■「スーパースポーツに新しい価値を与えたホンダの傑作」ホンダ・NSX
1990年9月、国産車初の本格スーパースポーツカーが誕生した。それがNSXだ。
スポーツカーとして多くのメリットを持つミドシップレイアウトを軸に、世界初のオールアルミモノコックボディを採用。4輪ダブルウィッシュボーンのサスペンションも構成部品のほとんどをアルミ化することで、さらなる軽量化を達成している。
さらに、搭載される新開発の3リッターV6ユニットもコンパクト設計で軽量化に貢献しつつ、VTEC機構により低中速域から高回転域まで谷間のない出力特性と優れたレスポンスを実現したのである。
もちろん、見るものを魅了するスタイリングも特徴で、イメージしたのは超音速小型ジェット機。前進キャノピーデザインがミドシップであることをボディ全体で主張しているのだ。
NSXのストロングポイントは、ハイパフォーマンスを実現しながら広い視界や快適な居住空間、大容量のラゲッジルームなどを備え、扱いやすさが光った点。スーパースポーツながらあくまでも人間優先という考え方は、それまでのライバル勢にはなかったものだった。
そして、タイプRの追加やマイナーチェンジなどを行い、約15年にわたって販売。2005年には生産終了となり後継も発表されなかったが、2016年にハイブリッドスーパースポーツとして復活。再び脚光を浴びることになった。
とはいえ、国産初のスーパースポーツとして誕生した初代は特別。バブルが産んだホンダのマスターピースなのである。
■「3ローターエンジンに先進装備 超バブリーなマツダの古豪」ユーノス・コスモ
1989年にマツダが敷いた5チャンネル体制。そのなかで、プレミアムブランドというポジションで開設されたのがユーノスだ。
同店では、ロードスターをはじめ、500や800、さらにはシトロエンも販売していたが、いかにもバブリーなとびっきりのスペシャルティクーペがコスモだった。
ロングノーズショートデッキのフォルムは堂々としたサイズで、欧州のプレミアムクーペと比べても見劣りしない美しさと存在感を放つ。
あくまでも2+2の室内は、斬新なデザインを取り入れ先進性を表現。CCS(カー・コミュニケーション・システム)と呼ばれるGPSナビは、世界初の装備だ。
そして、コスモの最大の特徴がエンジンで、20B-REWと13B-REWの2種を搭載。前者は量産車世界初の3ローターロータリーで、シーケンシャルツインターボシステムを組み合わせることで280ps/41.0kg-mという自主規制上限の最高出力と国産車屈指のビッグトルクを発揮。

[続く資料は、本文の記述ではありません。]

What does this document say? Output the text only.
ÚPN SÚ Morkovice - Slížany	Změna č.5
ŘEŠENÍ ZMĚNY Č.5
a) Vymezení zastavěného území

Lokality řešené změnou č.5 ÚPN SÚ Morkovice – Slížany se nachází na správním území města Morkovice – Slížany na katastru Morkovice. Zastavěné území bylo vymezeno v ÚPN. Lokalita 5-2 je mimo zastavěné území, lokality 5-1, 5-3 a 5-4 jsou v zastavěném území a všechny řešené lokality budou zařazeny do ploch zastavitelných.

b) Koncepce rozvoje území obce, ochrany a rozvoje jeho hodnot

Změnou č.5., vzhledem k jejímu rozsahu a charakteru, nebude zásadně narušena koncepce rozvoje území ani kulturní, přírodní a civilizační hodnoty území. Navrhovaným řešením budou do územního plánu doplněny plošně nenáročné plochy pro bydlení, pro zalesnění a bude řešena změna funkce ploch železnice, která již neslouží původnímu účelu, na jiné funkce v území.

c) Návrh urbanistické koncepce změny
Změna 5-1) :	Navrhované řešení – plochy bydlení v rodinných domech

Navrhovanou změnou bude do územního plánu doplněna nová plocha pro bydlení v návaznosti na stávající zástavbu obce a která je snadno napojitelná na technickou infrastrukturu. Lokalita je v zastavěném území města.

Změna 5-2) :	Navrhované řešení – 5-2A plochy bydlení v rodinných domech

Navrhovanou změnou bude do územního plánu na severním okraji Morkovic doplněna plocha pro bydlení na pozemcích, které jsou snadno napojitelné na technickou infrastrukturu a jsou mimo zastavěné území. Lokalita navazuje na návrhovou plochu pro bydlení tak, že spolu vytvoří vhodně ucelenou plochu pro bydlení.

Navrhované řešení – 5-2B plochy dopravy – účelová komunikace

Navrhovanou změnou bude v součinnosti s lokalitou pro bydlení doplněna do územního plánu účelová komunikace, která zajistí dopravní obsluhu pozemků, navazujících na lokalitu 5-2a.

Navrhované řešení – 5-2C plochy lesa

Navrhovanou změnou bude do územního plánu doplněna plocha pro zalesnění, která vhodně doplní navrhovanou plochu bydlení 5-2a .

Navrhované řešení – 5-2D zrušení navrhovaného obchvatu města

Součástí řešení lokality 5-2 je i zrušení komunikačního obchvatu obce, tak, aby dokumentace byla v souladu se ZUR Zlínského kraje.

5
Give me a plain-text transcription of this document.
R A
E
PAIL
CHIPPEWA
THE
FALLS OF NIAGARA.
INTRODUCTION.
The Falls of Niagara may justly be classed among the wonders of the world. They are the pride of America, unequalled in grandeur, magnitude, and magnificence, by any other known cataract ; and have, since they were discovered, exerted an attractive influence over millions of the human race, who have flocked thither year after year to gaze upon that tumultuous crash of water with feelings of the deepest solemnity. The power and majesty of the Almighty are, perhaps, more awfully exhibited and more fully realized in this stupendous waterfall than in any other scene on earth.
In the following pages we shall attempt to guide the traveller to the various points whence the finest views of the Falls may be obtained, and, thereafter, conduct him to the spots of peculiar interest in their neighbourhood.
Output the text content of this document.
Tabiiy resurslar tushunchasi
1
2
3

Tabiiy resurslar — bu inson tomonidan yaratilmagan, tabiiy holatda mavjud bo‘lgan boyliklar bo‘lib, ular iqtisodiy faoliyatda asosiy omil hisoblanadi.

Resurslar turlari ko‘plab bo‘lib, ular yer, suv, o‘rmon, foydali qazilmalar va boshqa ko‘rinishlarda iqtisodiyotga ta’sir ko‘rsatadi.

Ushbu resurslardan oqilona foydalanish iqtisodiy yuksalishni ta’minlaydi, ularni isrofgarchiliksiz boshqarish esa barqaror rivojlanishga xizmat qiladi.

さらに、V型12気筒エンジンに匹敵する極めて滑らかなフィーリングと、クイックなアクセルレスポンスも実現したのである。
その一方、燃費性能はお世辞にも優れているとは言えなかったが、そういったネガもおかまいなしというのがいかにもバブル期っぽい。
コスモは、実用性や経済性に重きを置いた現代では考えらないほど贅沢なスペシャルティクーペだった。
■「スバルのアイデンティティが詰まったグランドツアラー」スバル・アルシオーネSVX
開発資金が潤沢だったバブル期には、スバルも新たなフラッグシップを開発。それがアルシオーネSVXだ。
車名からアルシオーネの後継ということは明白だが、目指したのは本格グランドツアラーで、先進のメカニズムが積極的に投入された。
まず、斬新なスタイリングに目を奪われるが、これはG・ジウジアーロが手がけたもの。ジェット機のキャノピーを連想させるラウンドキャノピーが特徴で、ダイナミックなブリスターフェンダーやエアロテールデッキはルックス的な要素だけでなく、空力性能にも大きく貢献している。
インテリアもグランドツアラーらしく、長距離移動でも疲れの少ない居住空間を実現。広いグラスエリアが高い開放感を演出し、人間工学に基づいたスイッチや目に優しい照明がドライビングの負担を軽減してくれるのだ。
そして、優れた運動性能やロングツーリングでも疲れにくい快適性を実現するのが、スバル自慢の水平対向エンジンと4WDシステム。
エンジンは、当時のスバル市販車最大となる6気筒3.3リッターのEG33。ターボではなく自然吸気を選んだのは、繊細でリニアなアクセルレスポンスと低回転からトルクフルな特性を重視したため。
駆動システムは、不等&可変トルク配分電子制御4WDのVTD-4WDを採用。さらに4WSも装備し、どんな環境下においても最高のパフォーマンスを安定して引き出せるようにしている。
デビューはバブル崩壊後だが、華やかな時代を感じさせるスバルの意欲作なのだ。